Diagram demonstrating item-by-item sequential sampling plan
Description of sequentail sampling graph The cumulative observed number of defectives is plotted on the graph. For each point, the x-axis is the total number of items thus far selected, and the y-axis is the total number of observed defectives. If the plotted point falls within the parallel lines the process continues by drawing another sample. As soon as a point falls on or above the upper line, the lot is rejected. And when a point falls on or below the lower line, the lot is accepted. The process can theoretically last until the lot is 100% inspected. However, as a rule of thumb, sequential-sampling plans are truncated after the number inspected reaches three times the number that would have been inspected using a corresponding single sampling plan.
Equations for the limit lines The equations for the two limit lines are functions of the parameters \(p_1\), \(\alpha\), \(p_2\), and \(\beta\). $$ \begin{eqnarray} x_a & = & -h_1 + s n \\ x_r & = & h_2 + s n \, , \end{eqnarray} $$ where $$ \begin{eqnarray} k & = & \mbox{log} \left[ \frac{p_2(1-p_1)}{p_1(1-p_2)}\right] \\ h_1 & = & \frac{1}{k} \left[ \mbox{log} \left(\frac{1-\alpha}{\beta}\right) \right] \\ h_2 & = & \frac{1}{k} \left[ \mbox{log} \left(\frac{1-\beta}{\alpha}\right) \right] \\ s & = & \frac{1}{k} \left[ \mbox{log} \left(\frac{1-p_1}{1-p_2}\right) \right] \, . \end{eqnarray} $$ Instead of using the graph to determine the fate of the lot, one can resort to generating tables (with the help of a computer program).
Example of a sequential sampling plan As an example, let \(p_1 = 0.01\), \(p_2 = 0.10\), \(\alpha = 0.05\), and \(\beta = 0.10\). The resulting equations are: $$ \begin{eqnarray} x_a & = & -0.939 + 0.04 n \\ x_r & = & 1.205 + 0.04 n \, . \end{eqnarray} $$ Both acceptance numbers and rejection numbers must be integers. The acceptance number is the next integer less than or equal to \(x_a\) and the rejection number is the next integer greater than or equal to \(x_r\). Thus for \(n=1\), the acceptance number is -1, which is impossible, and the rejection number is 2, which is also impossible. For \(n = 24\), the acceptance number is 0 and the rejection number is 3.
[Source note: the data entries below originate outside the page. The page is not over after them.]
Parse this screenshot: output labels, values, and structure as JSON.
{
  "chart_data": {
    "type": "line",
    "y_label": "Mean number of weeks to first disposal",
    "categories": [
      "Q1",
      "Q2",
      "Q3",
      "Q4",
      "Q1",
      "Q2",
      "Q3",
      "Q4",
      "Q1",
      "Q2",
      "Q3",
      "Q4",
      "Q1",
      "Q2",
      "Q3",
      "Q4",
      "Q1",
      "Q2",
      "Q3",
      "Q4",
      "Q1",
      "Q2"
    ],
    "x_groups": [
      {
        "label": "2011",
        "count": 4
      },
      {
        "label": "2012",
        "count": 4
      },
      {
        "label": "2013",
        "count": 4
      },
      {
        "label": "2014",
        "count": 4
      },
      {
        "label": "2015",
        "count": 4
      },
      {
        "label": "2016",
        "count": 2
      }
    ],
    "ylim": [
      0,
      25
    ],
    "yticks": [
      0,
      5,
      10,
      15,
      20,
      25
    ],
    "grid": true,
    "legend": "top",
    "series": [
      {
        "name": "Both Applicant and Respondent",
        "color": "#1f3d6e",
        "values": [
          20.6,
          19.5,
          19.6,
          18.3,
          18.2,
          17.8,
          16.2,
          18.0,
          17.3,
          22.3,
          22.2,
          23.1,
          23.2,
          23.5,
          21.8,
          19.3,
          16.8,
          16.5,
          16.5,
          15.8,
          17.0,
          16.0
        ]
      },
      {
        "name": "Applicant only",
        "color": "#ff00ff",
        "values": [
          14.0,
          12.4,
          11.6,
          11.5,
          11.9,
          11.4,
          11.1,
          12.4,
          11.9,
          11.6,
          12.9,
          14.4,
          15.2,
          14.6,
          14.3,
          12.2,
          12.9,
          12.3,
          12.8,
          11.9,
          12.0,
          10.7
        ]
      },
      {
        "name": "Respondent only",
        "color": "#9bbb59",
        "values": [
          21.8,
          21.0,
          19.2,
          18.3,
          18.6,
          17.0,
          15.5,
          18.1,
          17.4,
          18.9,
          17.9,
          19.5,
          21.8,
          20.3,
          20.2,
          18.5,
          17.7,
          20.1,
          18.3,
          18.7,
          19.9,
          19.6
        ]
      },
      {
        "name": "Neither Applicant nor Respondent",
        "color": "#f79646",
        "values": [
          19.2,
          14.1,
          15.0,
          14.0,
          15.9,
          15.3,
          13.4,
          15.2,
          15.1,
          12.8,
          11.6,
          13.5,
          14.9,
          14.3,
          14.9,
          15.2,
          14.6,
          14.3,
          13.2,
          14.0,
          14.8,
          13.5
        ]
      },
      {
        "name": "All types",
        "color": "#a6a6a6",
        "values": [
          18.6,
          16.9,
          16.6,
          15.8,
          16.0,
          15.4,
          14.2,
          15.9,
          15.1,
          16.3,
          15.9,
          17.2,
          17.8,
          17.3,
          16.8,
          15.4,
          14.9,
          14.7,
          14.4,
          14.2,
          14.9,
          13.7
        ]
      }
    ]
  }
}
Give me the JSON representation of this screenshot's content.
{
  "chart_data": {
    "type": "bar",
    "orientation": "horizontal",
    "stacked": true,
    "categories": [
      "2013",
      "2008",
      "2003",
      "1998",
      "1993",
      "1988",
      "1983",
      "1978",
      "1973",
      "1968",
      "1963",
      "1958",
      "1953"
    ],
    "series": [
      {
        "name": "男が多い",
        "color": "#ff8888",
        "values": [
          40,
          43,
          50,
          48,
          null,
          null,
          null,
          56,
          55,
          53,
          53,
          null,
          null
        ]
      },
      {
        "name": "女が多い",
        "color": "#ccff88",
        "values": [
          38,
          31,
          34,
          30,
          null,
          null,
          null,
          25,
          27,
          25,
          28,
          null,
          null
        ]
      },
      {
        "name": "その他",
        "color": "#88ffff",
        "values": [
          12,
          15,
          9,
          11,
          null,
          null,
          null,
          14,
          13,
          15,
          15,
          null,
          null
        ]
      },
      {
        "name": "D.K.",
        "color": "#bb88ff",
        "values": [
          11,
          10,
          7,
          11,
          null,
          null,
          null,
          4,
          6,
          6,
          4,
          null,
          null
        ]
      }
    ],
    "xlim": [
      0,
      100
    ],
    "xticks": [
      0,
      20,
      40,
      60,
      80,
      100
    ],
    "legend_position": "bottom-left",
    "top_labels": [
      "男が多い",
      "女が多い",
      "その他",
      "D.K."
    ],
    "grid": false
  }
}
The results for \(n = 1, \, 2, \, 3, \, \ldots, \, 26\) are tabulated below.

\(n\)
inspect
\(n\)
accept
\(n\)
reject
\(n\)
inspect
\(n\)
accept
\(n\)
reject

1 x x 14 x 2
2 x 2 15 x 2
3 x 2 16 x 3
4 x 2 17 x 3
5 x 2 18 x 3
6 x 2 19 x 3
7 x 2 20 x 3
8 x 2 21 x 3
9 x 2 22 x 3
10 x 2 23 x 3
11 x 2 24 0 3
12 x 2 25 0 3
13 x 2 26 0 3

So, for \(n=24\) the acceptance number is 0 and the rejection number is 3. The "x" means that acceptance or rejection is not possible.

Other sequential plans are given below.

\(n\)
inspect
\(n\)
accept
\(n\)
reject

49 1 3
58 1 4
74 2 4
83 2 5
100 3 5
109 3 6

The corresponding single sampling plan is (52,2) and double sampling plan is (21,0), (21,1).

Efficiency measured by ASN Efficiency for a sequential sampling scheme is measured by the average sample number (ASN) required for a given Type I and Type II set of errors. The number of samples needed when following a sequential sampling scheme may vary from trial to trial, and the ASN represents the average of what might happen over many trials with a fixed incoming defect level. Good software for designing sequential sampling schemes will calculate the ASN curve as a function of the incoming defect level.